Лучше сказать, что Мельник увлёкся, не столько вином, как виноделием. Его так увлёк процесс приготовления и то, что с первого же раза оно получилось, и получилось на загляденье, а лучше сказать – «не вино, а солнце в бокале», с «бормотухой» ни в какое сравнение не входило. Лет за тридцать пять, он только пятнадцать лет дегустировал своё вино и на все праздники непременно оно было на столе. Но до следующего урожая мало что оставалось. Последние двадцать лет, бросив пить от слова совсем, он не только забросил виноделие, а наоборот, у него появились выдержанные два, три, четыре года и дольше сорта вин, неприхотливых к местному климату винограда, такие, как Изабелла, Молдова и неизвестного ему, доставшегося от старых хозяев сладкого сорта белого винограда, из которого получался замечательный портвейн.
Когда в одну из зим виноград весь вымерз, было обидно до слёз, но знакомые, знающие хобби Фёдоровича, снабжали его сырьём. Хоть дома вино пить было некому, что могла выпить Любаша, пусть и на праздник? Одну-две рюмки и всё. Но ему нравилось раздавать людям и не в качестве презента, а просто так, от души. В последние годы люди стали предпочитать крепкие спиртные напитки и, по-прежнему оставаясь любителями пива, а молодёжь ещё и разного «шмурдука», типа энергетиков и прочего. В прошлом году урожай убила плесень. В этом же году, собрав урожай вызревший, так как сезон был вообще без дождей, сахар в нём зашкаливал. Вторично на сусле он ставить не захотел, посчитав, что 40 литров хватит выше крыши, да и к тому, что настаивался годами в подвале, который Мельник расширил, сделав винный отдел. Классно получилось и он гордился этим, хоть и не пил вино, но только по цвету и запаху мог рассказать о продукции больше, чем тот, что его пробовал и смаковал.
– Мать, а мать, – ближе к вечеру позвал Кирилл Любашу, – из-за этой заразы, свалившей меня, забыл совсем за вино. Поможешь мне или как?

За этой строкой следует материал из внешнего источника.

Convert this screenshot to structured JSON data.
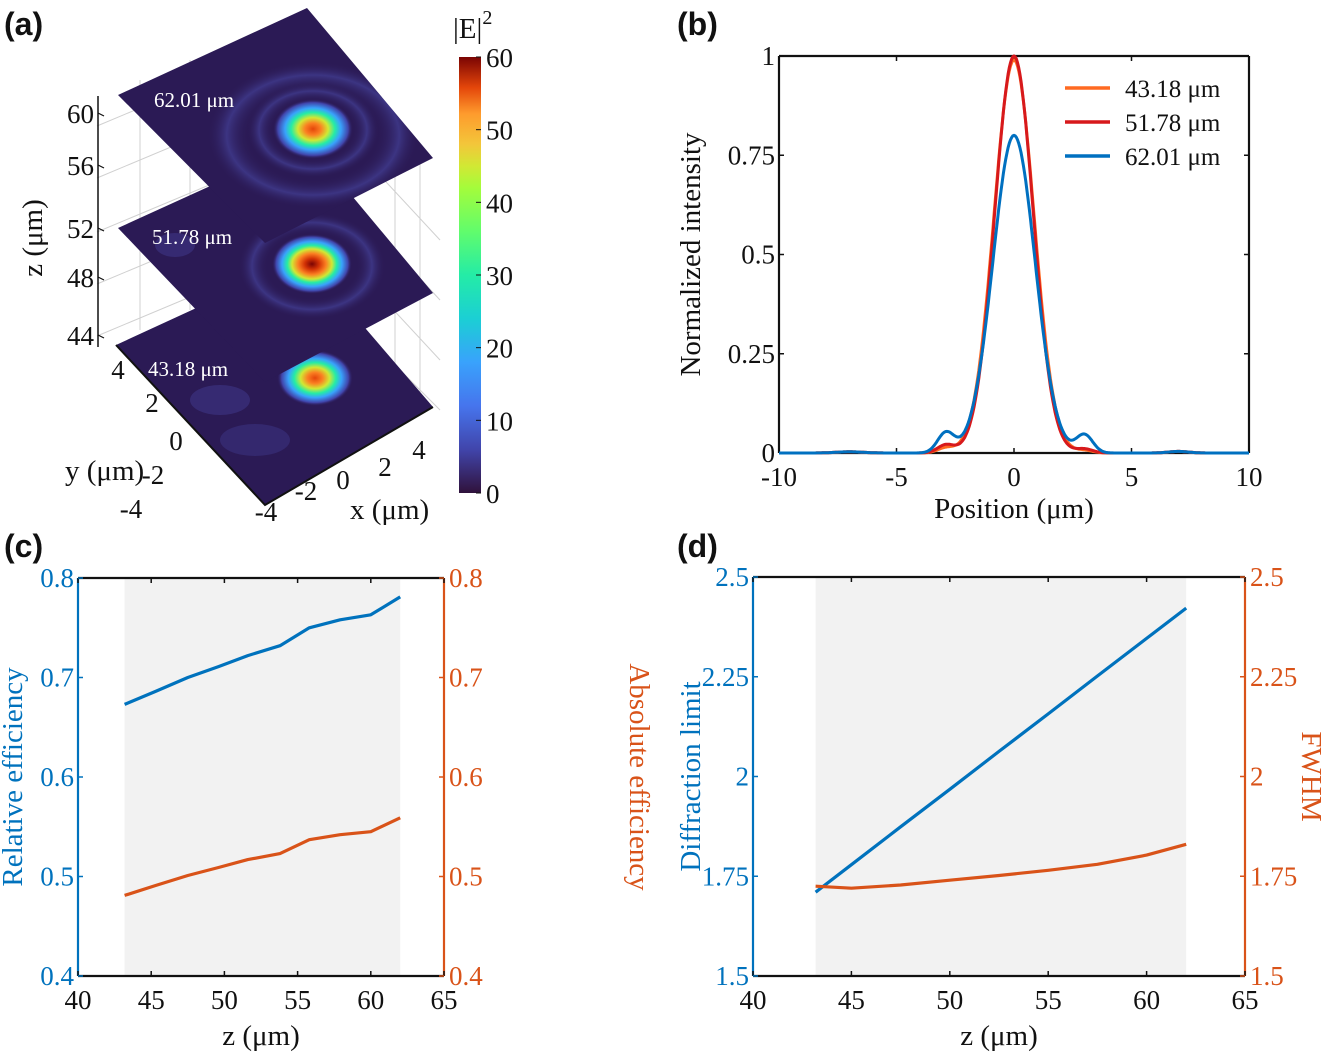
{
  "figure": {
    "panel_labels": [
      "(a)",
      "(b)",
      "(c)",
      "(d)"
    ]
  },
  "colors": {
    "blue": "#0072bd",
    "orange": "#d95319",
    "legend_orange": "#ff6a21",
    "legend_red": "#d7191c",
    "legend_blue": "#0070c0",
    "shade": "#f2f2f2",
    "axis": "#111111"
  },
  "chart_data": [
    {
      "id": "a",
      "type": "heatmap",
      "title": "",
      "colorbar_label": "|E|",
      "colorbar_label_sup": "2",
      "colorbar_range": [
        0,
        60
      ],
      "colorbar_ticks": [
        "0",
        "10",
        "20",
        "30",
        "40",
        "50",
        "60"
      ],
      "colormap": "turbo",
      "xlabel": "x (μm)",
      "ylabel": "y (μm)",
      "zlabel": "z (μm)",
      "xticks": [
        "-4",
        "-2",
        "0",
        "2",
        "4"
      ],
      "yticks": [
        "-4",
        "-2",
        "0",
        "2",
        "4"
      ],
      "zticks": [
        "44",
        "48",
        "52",
        "56",
        "60"
      ],
      "planes": [
        {
          "label": "62.01 μm",
          "z": 62.01,
          "peak": 52
        },
        {
          "label": "51.78 μm",
          "z": 51.78,
          "peak": 60
        },
        {
          "label": "43.18 μm",
          "z": 43.18,
          "peak": 52
        }
      ]
    },
    {
      "id": "b",
      "type": "line",
      "title": "",
      "xlabel": "Position (μm)",
      "ylabel": "Normalized intensity",
      "xlim": [
        -10,
        10
      ],
      "ylim": [
        0,
        1
      ],
      "xticks": [
        "-10",
        "-5",
        "0",
        "5",
        "10"
      ],
      "yticks": [
        "0",
        "0.25",
        "0.5",
        "0.75",
        "1"
      ],
      "legend_position": "top-right",
      "series": [
        {
          "name": "43.18 μm",
          "peak": 0.99,
          "sidelobe_left": 0.012,
          "sidelobe_right": 0.006
        },
        {
          "name": "51.78 μm",
          "peak": 1.0,
          "sidelobe_left": 0.02,
          "sidelobe_right": 0.01
        },
        {
          "name": "62.01 μm",
          "peak": 0.8,
          "sidelobe_left": 0.05,
          "sidelobe_right": 0.045
        }
      ]
    },
    {
      "id": "c",
      "type": "line",
      "title": "",
      "xlabel": "z (μm)",
      "ylabel": "Relative efficiency",
      "ylabel_right": "Absolute efficiency",
      "xlim": [
        40,
        65
      ],
      "ylim": [
        0.4,
        0.8
      ],
      "ylim_right": [
        0.4,
        0.8
      ],
      "xticks": [
        "40",
        "45",
        "50",
        "55",
        "60",
        "65"
      ],
      "yticks": [
        "0.4",
        "0.5",
        "0.6",
        "0.7",
        "0.8"
      ],
      "yticks_right": [
        "0.4",
        "0.5",
        "0.6",
        "0.7",
        "0.8"
      ],
      "shaded_range": [
        43.18,
        62.01
      ],
      "x": [
        43.18,
        45.3,
        47.5,
        49.6,
        51.6,
        53.8,
        55.8,
        57.9,
        60.0,
        62.01
      ],
      "series": [
        {
          "name": "Relative efficiency",
          "axis": "left",
          "values": [
            0.673,
            0.686,
            0.7,
            0.711,
            0.722,
            0.732,
            0.75,
            0.758,
            0.763,
            0.781
          ]
        },
        {
          "name": "Absolute efficiency",
          "axis": "right",
          "values": [
            0.481,
            0.491,
            0.501,
            0.509,
            0.517,
            0.523,
            0.537,
            0.542,
            0.545,
            0.559
          ]
        }
      ]
    },
    {
      "id": "d",
      "type": "line",
      "title": "",
      "xlabel": "z (μm)",
      "ylabel": "Diffraction limit",
      "ylabel_right": "FWHM",
      "xlim": [
        40,
        65
      ],
      "ylim": [
        1.5,
        2.5
      ],
      "ylim_right": [
        1.5,
        2.5
      ],
      "xticks": [
        "40",
        "45",
        "50",
        "55",
        "60",
        "65"
      ],
      "yticks": [
        "1.5",
        "1.75",
        "2",
        "2.25",
        "2.5"
      ],
      "yticks_right": [
        "1.5",
        "1.75",
        "2",
        "2.25",
        "2.5"
      ],
      "shaded_range": [
        43.18,
        62.01
      ],
      "x": [
        43.18,
        45,
        47.5,
        50,
        52.5,
        55,
        57.5,
        60,
        62.01
      ],
      "series": [
        {
          "name": "Diffraction limit",
          "axis": "left",
          "values": [
            1.71,
            1.779,
            1.874,
            1.968,
            2.063,
            2.157,
            2.252,
            2.346,
            2.422
          ]
        },
        {
          "name": "FWHM",
          "axis": "right",
          "values": [
            1.725,
            1.72,
            1.728,
            1.74,
            1.752,
            1.765,
            1.78,
            1.803,
            1.83
          ]
        }
      ]
    }
  ]
}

– Дед, а когда же тебе в чём отказывала? Даже замуж согласилась пойти, а могла бы…
– А, ну-ка повтори, чего ты там могла, – делая напускную сердитость, но с улыбкой, спросил супругу, – это же надо так опустить того, кто уже 33 года и три месяца… – после этих слов Фёдорович закатился смехом, пока кашель не заглушил весёлость, откашлявшись, продолжил, – во, гад, не отпускает пока «вируса-папируса». Что ты там мне пропела, Любавушка? А, ну-ка повтори, дорогуша…
– Шо повторить? Шо там тебе послышалось, не знаю. Я тебе сказала, что помогу. Когда это я тебе отказывала? Никогда!
– Ну я так всё и расслышал, – ухмыляясь в усы, ответил хозяин, как его жена на людях часто представляла, когда о нём кто-то спрашивал или в разговоре со своими знакомыми, а женщины, при встрече любят посудачить, упоминала своего супруга.
– Батя всегда говорил, – чуть помолчав, продолжил Кирилл, – что после обеда, когда в церкви основная служба прошла, можно работать. В крайнем случае, грех будет не такой большой. Насколько я понимаю, то в соборе уже прошла служба утреня, литургия и вечерня. А стало быть, грех наш будет минимальный. Был бы меньше, если бы в это время были на службе. Но меня Господь простит, так как я болен, а тебя… сомневаюсь.
– Бог тружеников любит. Попросим у Него сразу прощения. Раз надо, значит надо. Командуй, винодел!
Мельник, не поднимая голову, улыбнулся довольно. Ему нравилась редкая похвала жены. Обычно, она так вот не многословна. Сейчас, видимо жалеет, как больного человека. А ещё, может быть потому, что вирус она принесла в дом, а потому чувство некой вины тоже заставляло быть покорнее и поласковее, тем более, зная «взрывной» характер мужа.